3.2 Experiments on USF Human ID Database
A database consisting of 1,870 sequences of the 122 subjects based the USF Human ID database [23] is divided into 1 set for training and 10 probes labeled from A to J for test, which based on 3 covariates: normal, walking, and carrying condition. Being different from experiment on CASIA, this experiment adopts weighted mean recognition rate to evaluate the experiment results. To demonstrate the advantages of KFDA, we choose the traditional algorithms LDA, PCA and DCV, and manifold earning algorithm LPP for comparison. Table 2 reports the recognition rates of this group of experiments on the 10 probes.

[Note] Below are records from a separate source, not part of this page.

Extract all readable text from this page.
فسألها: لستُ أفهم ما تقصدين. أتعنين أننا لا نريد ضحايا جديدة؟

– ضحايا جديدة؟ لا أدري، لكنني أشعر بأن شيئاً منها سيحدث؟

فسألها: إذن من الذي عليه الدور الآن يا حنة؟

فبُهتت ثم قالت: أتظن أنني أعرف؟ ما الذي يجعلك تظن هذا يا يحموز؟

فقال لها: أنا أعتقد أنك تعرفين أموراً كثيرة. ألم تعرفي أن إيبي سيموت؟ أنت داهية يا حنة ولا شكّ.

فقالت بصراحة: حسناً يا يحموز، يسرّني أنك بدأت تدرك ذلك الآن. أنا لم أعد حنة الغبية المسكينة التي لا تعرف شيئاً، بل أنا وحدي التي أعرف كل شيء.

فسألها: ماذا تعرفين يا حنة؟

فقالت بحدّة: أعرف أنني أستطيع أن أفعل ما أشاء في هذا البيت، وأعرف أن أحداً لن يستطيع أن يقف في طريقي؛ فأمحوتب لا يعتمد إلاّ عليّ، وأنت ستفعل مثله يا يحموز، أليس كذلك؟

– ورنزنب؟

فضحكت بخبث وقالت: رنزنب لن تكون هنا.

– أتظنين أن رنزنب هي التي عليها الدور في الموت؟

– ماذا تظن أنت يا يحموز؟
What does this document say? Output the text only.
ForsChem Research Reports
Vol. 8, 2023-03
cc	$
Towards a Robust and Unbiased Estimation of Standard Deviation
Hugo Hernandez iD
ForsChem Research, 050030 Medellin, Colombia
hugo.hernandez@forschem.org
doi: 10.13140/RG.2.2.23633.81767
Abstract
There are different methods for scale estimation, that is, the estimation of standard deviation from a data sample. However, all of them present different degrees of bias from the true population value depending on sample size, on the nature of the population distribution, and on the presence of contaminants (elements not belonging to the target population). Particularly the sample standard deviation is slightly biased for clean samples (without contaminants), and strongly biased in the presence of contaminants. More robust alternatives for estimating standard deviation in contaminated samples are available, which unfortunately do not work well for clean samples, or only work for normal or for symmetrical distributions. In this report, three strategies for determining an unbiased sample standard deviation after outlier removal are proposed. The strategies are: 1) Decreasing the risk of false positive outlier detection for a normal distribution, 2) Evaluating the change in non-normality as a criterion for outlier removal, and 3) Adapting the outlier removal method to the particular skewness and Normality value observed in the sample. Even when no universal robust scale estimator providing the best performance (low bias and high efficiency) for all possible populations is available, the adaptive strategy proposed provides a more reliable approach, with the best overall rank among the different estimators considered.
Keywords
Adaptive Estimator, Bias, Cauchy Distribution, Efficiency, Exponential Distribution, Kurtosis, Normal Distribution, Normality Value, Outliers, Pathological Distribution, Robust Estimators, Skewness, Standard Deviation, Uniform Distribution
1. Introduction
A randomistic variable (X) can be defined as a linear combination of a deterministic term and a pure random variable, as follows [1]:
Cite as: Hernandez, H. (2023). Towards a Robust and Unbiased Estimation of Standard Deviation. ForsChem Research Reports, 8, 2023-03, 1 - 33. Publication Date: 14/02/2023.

Recognition rates (%) of different algorithms
As can be seen from Table 2, KFDA can achieve higher recognition rate than traditional GEI when using different dimensional reduction algorithms including PCA, LDA, LPP, and DCV. KFDA features present more discriminating power than original features. Comparing with other algorithms, the GCIGEI+ KFDA approaches can improve the recognition rate by about 6%. In addition, since the experiment is based on normal, walking and carrying condition, the experiment results demonstrate the proposed algorithm can eliminate effects of walking and carrying conditions and have great robustness.